The techniques described in this topic could be considered as optional additions to systems that display images—that will cost more and risk impinging on the usefulness of the systems, while the privacy protection benefits may accrue to stakeholders other than the service provider or the primary users. We must then ask why providers of image-based services will choose to bear the extra burden of implementing privacy protection technologies, even when the technologies are fast and accurate enough to be practically deployed. Clearly in many cases companies will choose to implement them as being the “right thing” to do, out of concern for protecting privacy, and for guarding their good name. Others may be pressured by the public, shareholders or customers to apply such technologies, or be asked to do so by privacy ombudsmen. Finally explicit legislation may be implemented to require such technologies, though creating manageable legislation for the nebulous area of privacy is extremely difficult. Existing legislation in some jurisdictions may already require the deployment of these techniques in domains such as surveillance as soon as they become feasible and commercially available.
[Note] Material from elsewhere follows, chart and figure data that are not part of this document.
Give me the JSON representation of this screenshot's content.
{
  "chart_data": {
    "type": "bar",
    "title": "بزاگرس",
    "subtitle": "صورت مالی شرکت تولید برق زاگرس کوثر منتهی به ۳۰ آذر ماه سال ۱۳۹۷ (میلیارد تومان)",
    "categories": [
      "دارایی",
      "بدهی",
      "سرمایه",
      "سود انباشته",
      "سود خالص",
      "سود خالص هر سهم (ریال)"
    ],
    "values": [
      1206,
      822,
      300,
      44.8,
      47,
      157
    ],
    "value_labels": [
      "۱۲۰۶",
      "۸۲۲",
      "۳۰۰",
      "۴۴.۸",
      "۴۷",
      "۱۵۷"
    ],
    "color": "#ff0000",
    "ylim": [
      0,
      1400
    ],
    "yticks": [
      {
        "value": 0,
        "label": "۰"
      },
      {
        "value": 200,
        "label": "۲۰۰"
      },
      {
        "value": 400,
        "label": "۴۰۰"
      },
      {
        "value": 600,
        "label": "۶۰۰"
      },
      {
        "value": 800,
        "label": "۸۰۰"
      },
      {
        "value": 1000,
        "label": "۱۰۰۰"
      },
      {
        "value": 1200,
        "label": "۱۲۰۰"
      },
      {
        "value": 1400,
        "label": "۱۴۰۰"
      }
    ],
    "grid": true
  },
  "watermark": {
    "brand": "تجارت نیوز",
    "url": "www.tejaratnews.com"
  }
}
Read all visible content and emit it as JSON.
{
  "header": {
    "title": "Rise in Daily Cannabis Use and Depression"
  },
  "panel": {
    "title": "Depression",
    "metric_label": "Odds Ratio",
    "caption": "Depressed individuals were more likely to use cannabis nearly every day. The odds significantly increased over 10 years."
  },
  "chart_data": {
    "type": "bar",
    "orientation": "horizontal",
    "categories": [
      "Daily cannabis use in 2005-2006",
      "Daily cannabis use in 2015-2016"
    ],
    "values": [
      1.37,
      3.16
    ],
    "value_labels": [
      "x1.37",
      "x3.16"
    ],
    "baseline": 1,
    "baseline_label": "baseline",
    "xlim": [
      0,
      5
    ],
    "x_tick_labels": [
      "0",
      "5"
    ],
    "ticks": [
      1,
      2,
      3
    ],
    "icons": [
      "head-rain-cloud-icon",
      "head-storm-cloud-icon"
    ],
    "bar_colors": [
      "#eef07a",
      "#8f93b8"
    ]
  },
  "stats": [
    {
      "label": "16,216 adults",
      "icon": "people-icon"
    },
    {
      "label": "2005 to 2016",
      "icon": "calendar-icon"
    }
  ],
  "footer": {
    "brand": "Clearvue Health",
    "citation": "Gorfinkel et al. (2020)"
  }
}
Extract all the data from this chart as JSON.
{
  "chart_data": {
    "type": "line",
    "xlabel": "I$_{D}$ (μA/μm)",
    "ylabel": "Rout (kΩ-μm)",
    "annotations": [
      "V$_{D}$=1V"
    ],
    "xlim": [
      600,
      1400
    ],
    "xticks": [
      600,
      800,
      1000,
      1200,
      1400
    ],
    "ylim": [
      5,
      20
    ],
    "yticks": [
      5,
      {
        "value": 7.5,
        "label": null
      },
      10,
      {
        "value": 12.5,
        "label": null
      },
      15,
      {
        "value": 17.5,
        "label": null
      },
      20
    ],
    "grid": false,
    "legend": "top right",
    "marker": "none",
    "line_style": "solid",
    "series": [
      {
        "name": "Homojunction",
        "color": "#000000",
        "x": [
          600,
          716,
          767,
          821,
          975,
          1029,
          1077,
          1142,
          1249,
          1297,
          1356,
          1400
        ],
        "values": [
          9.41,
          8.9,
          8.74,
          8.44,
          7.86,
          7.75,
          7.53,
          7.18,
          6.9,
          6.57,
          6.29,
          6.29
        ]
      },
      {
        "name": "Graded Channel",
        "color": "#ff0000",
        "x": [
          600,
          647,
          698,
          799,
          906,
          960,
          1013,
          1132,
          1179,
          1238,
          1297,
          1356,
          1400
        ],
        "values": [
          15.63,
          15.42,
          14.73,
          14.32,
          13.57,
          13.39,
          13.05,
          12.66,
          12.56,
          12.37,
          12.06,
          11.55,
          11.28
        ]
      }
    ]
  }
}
Even when privacy protection methods are mandated, compliance and enforcement are still open to question, particularly in private systems such as medical images and surveillance. McCahill and Norris [33] estimated that nearly 80% of CCTV systems in London’s business space did not comply with current data protection legislation, which specifies privacy protection controls such as preventing unauthorized people from viewing CCTV monitors. Legislating public access to surveillance systems as proposed by Brin [10] is one solution, but that still begs the question—are there are additional video feeds that are not available for public scrutiny? A potential solution that we have proposed [52] is certification and registration of systems, along the lines of the TRUSTe system that evolved for Internet privacy. Vendors of video systems might invite certification of their privacy-protection system by some independent body. (In the US, the Federal Trade Commission Act5 has the power to enforce companies’ privacy policies.) For purpose-built devices with a dedicated camera sensor (like PrivacyCam, Sect. 27.4.2), this would suffice. Individual surveillance installations could also be certified for compliance with installation and operating procedures, with a certification of the privacy protection offered by the surveillance site prominently displayed on the equipment and CCTV advisory notices. Such notices might include a site (or even camera) identification number and the URL or SMS number of the surveillance privacy registrar where the site can be looked up to confirm the certification of the surveillance system. Consumer complaints would invoke investigations by the registrar, and conscientious companies could invite voluntary inspections.

Conclusions

As cameras and networking have become cheaper and ubiquitous, there has been an explosion in the dissemination of images, for new and traditional applications from photo-sharing to surveillance and medical imaging. With this explosion, there has been a corresponding increase in the potential for privacy-intrusive uses of those images. Thus far, controls on such privacy intrusions have been very limited. We have examined how images in different domains can contain sensitive information, particularly images of faces that allow individuals to be identified. We have described ways in which that information can be obscured by redaction, based on computer vision techniques to identify regions of interest, and image processing techniques to carry out the redaction in a secure, possibly invertible, manner. Finally, we have described three particular systems that have been used to apply privacy preserving techniques to face images and explored ways in which such privacy protection techniques can be deployed and might become more widespread.